I had to go back to the big city for April 6 and 7, 2017 for the next stage of testing.
April 6 was the meeting with the nephrologist. He went over all of the tests that I had done and asked me some questions. He was very impressed with my health but said that I had to redo the 24 hour urine (again!) because of the poor result I got the first time. With the first test being bad and the second result being awesome, he wanted to ensure that the second result was the correct and consistent one.
April 7 was my abdominal CT with contrast dye. This CT is a map for the surgeon, so that they can see the layout of my abdomen and where my major vessels are located to assess the risks involved and which side would be better to take from if I did make it to surgery.
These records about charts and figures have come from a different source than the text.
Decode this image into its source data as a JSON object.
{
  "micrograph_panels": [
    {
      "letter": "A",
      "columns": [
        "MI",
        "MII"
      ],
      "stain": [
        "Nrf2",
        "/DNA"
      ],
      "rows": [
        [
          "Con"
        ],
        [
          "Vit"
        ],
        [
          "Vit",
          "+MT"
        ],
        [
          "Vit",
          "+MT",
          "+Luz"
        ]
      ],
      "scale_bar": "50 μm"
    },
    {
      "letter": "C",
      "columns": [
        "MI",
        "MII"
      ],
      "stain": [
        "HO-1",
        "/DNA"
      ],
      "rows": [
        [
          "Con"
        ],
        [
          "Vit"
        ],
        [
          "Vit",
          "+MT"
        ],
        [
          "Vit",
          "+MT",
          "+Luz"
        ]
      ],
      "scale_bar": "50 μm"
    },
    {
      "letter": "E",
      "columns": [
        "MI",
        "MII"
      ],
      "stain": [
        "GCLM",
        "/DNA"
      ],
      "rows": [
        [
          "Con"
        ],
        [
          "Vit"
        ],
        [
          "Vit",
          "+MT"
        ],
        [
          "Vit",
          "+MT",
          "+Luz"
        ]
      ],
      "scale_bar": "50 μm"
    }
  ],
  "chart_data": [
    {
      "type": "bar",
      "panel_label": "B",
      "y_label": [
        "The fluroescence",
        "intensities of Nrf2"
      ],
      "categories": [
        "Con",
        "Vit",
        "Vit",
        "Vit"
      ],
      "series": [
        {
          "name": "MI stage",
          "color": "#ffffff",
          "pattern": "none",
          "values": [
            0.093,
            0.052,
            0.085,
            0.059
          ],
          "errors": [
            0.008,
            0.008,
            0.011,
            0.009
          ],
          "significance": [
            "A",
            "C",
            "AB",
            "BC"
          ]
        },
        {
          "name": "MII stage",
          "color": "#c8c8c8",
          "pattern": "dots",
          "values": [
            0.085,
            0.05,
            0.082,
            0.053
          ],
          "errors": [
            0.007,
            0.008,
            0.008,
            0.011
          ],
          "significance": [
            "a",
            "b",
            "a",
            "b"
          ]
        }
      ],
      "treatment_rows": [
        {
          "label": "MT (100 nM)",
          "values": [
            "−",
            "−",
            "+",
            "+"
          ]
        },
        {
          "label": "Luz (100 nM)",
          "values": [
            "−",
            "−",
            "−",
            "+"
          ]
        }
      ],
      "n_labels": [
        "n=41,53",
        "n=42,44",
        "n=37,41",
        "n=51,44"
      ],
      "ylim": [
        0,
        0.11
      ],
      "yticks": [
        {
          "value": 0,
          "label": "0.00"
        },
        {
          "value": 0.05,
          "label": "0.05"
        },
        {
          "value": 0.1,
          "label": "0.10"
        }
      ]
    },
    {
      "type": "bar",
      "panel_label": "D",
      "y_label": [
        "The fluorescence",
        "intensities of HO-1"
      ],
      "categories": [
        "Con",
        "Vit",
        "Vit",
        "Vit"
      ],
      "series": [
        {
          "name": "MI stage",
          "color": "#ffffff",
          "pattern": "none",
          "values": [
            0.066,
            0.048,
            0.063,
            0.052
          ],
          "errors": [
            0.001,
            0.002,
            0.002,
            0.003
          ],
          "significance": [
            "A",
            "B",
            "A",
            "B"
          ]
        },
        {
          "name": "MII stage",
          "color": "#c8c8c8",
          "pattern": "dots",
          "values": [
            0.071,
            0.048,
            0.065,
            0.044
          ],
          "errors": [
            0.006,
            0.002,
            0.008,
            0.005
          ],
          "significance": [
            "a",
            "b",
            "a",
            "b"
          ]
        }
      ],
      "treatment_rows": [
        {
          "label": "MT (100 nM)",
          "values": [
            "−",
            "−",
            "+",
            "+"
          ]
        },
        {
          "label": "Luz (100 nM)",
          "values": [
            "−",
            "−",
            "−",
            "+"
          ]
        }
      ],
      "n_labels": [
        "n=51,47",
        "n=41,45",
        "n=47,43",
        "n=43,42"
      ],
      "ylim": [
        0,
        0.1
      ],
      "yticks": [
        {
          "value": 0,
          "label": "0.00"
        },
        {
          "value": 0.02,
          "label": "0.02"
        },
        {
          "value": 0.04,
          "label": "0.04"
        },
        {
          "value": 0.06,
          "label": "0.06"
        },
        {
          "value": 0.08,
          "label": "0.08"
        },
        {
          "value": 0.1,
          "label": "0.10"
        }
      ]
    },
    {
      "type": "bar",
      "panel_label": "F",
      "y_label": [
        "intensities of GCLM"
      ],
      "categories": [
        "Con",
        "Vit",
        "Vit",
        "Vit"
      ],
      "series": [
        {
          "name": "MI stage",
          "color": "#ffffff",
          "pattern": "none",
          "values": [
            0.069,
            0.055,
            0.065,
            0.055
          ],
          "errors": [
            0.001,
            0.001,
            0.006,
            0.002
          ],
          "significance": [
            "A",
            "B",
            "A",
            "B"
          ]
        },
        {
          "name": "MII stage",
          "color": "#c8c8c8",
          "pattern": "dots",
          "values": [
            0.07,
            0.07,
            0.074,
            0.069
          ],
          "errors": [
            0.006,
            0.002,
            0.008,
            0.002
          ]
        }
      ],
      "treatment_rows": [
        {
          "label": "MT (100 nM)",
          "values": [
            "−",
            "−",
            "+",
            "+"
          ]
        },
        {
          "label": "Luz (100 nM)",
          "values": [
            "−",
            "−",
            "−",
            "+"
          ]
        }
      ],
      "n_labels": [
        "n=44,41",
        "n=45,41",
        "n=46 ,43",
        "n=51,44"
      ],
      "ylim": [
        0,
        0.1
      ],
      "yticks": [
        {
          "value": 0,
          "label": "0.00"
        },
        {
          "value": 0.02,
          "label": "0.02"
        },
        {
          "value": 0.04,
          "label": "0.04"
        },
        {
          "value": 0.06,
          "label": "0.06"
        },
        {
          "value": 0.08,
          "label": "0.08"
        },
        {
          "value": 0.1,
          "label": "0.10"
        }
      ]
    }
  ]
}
It also shows them the size of my kidneys and how many viens and arteries are going to each kidney (normal is having 1 vein and 1 artery but some people have 2-3 of each and that can increase risks).
I went home and, a week or so later, I completed the 24 hour hour urine test for the third time.
It took a while to hear anything back but i finally got the call on May 3. My 24 hour urine test got another amazing result and the nephrologist figured that i am a good match and candidate for surgery. He signed me off to go on to the next step: meeting the surgeon on May 8.